Gottlieb’s remarks, which amounted to a nearly 4,000-word proposal, were published simultaneously Nov. 15 alongside results from the FDA and CDC’s 2018 National Youth Tobacco Survey (NYTS), which identified a 78 percent increase in e-cigarette use in high school students and a 48 percent increase in middle school students over the last year.
According to the report, the total number of middle and high school students using e-cigs has risen to an estimated 3.6 million, and more than two-thirds of those children are buying flavored e-cigarettes. Gottlieb said the data “shock my conscience.”
“Today, I’m pursuing actions aimed at addressing the disturbing trend of youth nicotine use and continuing to advance the historic declines we’ve achieved in recent years in the rates of combustible cigarette use among kids,” he wrote. “These actions are grounded in hard evidence. But they are also deeply personal.”
Gottlieb admitted he’s endorsed technologies like electronic nicotine delivery systems (ENDS) in the past, but said he’d only considered them as a facilitator in adults looking to quit tobacco.
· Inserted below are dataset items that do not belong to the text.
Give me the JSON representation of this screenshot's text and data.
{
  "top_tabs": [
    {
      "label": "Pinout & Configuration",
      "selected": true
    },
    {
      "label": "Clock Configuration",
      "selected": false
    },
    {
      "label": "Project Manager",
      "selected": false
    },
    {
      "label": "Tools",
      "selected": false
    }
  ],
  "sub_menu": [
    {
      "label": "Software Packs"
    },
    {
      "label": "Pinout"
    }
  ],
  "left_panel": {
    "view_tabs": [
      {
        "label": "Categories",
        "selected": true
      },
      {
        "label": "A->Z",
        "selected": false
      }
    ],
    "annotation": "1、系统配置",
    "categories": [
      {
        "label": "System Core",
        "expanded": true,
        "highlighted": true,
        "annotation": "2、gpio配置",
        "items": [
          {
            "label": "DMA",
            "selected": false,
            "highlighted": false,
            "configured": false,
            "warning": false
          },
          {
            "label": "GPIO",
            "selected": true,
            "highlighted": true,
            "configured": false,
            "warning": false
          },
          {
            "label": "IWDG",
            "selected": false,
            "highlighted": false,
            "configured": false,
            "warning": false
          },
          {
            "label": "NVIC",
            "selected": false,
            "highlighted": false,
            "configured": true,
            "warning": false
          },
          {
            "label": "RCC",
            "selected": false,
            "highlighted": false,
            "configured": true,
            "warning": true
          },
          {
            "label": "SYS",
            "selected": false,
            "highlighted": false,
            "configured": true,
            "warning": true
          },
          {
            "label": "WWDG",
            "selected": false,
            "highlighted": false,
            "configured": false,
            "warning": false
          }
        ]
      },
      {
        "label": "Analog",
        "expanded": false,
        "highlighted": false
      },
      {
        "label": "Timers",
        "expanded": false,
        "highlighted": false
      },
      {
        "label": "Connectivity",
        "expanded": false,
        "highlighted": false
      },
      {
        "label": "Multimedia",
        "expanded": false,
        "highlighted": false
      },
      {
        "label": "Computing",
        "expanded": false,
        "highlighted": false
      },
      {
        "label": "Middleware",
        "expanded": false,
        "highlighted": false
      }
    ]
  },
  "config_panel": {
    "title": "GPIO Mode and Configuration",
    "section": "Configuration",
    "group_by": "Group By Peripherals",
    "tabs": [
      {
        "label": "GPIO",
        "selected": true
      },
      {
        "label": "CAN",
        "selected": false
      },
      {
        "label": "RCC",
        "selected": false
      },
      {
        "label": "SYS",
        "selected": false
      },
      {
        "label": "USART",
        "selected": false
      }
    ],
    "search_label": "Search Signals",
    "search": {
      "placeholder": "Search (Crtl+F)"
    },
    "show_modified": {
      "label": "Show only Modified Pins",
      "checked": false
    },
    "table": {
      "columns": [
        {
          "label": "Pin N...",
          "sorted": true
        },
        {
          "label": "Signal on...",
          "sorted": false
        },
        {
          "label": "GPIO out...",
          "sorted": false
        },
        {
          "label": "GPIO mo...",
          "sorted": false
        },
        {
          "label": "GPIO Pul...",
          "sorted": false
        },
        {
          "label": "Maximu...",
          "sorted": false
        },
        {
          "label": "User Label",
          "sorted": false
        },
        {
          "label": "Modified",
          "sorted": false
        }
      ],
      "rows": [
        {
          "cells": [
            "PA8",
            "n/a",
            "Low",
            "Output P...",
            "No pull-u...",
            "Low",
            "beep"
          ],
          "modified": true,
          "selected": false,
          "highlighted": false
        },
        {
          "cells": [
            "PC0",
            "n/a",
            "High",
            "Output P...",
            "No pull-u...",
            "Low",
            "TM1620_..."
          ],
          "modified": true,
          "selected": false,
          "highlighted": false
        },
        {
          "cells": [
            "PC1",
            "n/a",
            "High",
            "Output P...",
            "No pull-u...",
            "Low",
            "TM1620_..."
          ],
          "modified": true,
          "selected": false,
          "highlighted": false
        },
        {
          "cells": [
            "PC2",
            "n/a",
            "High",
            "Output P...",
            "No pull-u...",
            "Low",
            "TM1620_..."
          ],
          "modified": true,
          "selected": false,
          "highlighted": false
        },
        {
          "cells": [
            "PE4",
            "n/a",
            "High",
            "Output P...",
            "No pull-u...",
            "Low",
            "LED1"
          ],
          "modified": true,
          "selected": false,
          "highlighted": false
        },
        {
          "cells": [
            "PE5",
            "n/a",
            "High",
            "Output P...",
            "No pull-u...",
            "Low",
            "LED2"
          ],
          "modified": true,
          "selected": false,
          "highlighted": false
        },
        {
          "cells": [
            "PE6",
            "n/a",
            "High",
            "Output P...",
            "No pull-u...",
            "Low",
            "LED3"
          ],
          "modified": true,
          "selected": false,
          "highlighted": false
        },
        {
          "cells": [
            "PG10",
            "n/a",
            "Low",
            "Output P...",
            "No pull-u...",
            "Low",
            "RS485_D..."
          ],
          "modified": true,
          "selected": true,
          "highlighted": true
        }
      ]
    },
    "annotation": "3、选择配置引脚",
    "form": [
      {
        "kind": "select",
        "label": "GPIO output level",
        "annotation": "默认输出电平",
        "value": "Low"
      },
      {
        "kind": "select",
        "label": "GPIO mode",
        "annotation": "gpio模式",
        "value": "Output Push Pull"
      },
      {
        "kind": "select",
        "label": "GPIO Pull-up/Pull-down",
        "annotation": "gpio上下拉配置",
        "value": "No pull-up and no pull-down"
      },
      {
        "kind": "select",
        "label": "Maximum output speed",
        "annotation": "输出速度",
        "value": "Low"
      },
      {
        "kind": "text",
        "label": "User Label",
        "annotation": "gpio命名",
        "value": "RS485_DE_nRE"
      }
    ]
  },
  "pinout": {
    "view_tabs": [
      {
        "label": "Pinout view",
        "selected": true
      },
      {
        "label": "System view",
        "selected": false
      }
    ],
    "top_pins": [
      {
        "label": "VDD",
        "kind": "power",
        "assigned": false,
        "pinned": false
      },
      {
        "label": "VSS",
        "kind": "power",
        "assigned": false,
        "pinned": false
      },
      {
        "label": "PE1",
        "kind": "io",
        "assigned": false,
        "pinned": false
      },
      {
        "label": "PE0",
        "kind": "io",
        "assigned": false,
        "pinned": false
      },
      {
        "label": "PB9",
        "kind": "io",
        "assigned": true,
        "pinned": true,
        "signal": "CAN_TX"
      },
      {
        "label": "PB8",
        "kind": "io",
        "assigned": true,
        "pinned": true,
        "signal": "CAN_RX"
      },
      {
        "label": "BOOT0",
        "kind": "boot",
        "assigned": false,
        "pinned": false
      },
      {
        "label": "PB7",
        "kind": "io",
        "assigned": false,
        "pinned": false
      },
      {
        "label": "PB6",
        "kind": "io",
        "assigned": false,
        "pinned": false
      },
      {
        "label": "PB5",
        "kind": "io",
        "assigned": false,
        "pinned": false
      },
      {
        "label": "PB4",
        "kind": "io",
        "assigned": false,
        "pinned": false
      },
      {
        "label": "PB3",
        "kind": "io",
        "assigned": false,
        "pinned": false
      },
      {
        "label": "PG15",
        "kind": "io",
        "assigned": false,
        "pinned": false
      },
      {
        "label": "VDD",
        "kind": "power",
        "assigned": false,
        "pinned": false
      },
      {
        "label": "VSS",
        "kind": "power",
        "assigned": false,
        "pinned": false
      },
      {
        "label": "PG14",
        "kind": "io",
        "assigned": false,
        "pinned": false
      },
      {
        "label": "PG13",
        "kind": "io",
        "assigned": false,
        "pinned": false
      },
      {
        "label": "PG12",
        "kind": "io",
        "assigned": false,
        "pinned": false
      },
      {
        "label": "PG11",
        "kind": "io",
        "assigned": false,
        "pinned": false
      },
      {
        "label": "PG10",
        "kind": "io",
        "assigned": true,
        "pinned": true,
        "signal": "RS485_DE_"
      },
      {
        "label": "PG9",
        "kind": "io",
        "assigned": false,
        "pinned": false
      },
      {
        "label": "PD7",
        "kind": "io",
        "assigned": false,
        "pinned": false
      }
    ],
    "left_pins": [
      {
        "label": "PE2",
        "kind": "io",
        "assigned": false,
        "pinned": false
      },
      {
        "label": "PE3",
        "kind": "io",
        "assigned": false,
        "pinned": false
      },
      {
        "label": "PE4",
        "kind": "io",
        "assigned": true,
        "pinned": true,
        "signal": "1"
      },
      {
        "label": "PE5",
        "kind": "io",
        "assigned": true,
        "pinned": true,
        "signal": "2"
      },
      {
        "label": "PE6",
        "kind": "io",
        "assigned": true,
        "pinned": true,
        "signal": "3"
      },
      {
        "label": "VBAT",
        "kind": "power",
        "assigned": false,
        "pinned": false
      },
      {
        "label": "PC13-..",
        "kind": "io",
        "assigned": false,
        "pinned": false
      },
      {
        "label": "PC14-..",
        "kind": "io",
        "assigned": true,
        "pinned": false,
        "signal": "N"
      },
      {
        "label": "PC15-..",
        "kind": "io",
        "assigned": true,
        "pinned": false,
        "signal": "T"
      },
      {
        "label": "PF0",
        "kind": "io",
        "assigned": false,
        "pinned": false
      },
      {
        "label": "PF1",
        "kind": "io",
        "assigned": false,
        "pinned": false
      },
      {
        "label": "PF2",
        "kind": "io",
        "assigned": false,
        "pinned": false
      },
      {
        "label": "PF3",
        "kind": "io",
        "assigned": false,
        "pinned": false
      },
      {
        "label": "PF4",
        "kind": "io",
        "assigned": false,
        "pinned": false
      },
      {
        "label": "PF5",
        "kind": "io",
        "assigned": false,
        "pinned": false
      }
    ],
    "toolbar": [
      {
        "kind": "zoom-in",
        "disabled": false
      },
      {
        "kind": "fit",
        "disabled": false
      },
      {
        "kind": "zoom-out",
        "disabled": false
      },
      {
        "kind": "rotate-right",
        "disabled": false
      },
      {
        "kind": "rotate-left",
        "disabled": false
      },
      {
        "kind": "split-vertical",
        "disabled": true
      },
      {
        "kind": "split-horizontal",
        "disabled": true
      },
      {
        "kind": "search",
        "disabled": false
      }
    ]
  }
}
By the time he launched the FDA’s Comprehensive Plan for Tobacco and Nicotine Regulation in July 2017, youth e-cigarette use had fallen from 16 percent in 2015 to 11.3 percent.
At the time, he said, he envisioned “a world in which cigarettes lose their addictive potential through reduced nicotine levels” and “a regulatory paradigm that focused on nicotine and evaluated the diverse nicotine delivery mechanisms along a continuum of risk.”
“What I did not predict was that, in 2018, youth use of e-cigarettes and other ENDS products would become an epidemic,” he wrote.
The epidemic is one that’s growing fast and is fueled by social media. Facing complaints that their brand tailored tobacco marketing to young audiences, e-cig giant Juul shuttered its social media accounts and majorly scaled back the sale of its flavored nicotine products.
Gottlieb said he’s now directing the FDA’s Center for Tobacco Products (CTP) to revisit a compliance policy that presently allows for the sale and promotion of flavored ENDS. He’s proposing the policy be reworked to require all flavored tobacco products—barring tobacco and menthol flavors—be sold in age-restricted, in-person locations, or in highly secure online environments.
“These changes will not include mint- and menthol-flavored ENDS,” he wrote. “This reflects a careful balancing of public health considerations. Among all ENDS users, data suggests that mint- and menthol-flavored ENDS are more popular with adults than with kids. This is a difficult compromise that I’m trying to strike, recognizing the public health risk proposed by cigarettes still being available in menthol flavor.”
Gottlieb said the FDA is looking into some “potentially important distinctions” between mint- and menthol-flavored e-cigarette products, since the former flavor is popular with kids. Still, he wrote, “I continue to believe that we must recognize the potential for innovative, less harmful products that can efficiently deliver satisfying levels of nicotine to adults who want them.”
In his proposal, Gottlieb also called for a ban on flavored cigars and combustible menthol cigarettes and cigars.
The American Heart Association issued a statement Nov. 15 commending Gottlieb’s actions, particularly against combustible products. AHA CEO Nancy Brown called the move “historic and long overdue,” but she also pushed for further action.
“Limiting the sale of e-cigarettes is not enough,” she said. “The FDA should also remove flavored e-cigarettes from the market and prohibit companies from marketing their products in ways that appeal to kids.”
Gottlieb does mention targeted marketing in his proposal, promising to continue pursuing the “removal from market of those ENDS products that are marketed to children and/or appealing to youth.”
“The bottom line is that these efforts to address flavors and protect youth would dramatically impact the ability of American kids to access tobacco products that we know are both appealing and addicting,” he wrote. “This policy framework reflects a re-doubling of the FDA’s efforts to protect kids from all nicotine-containing products. They also reflect a very careful public health balance that we’re trying to achieve.”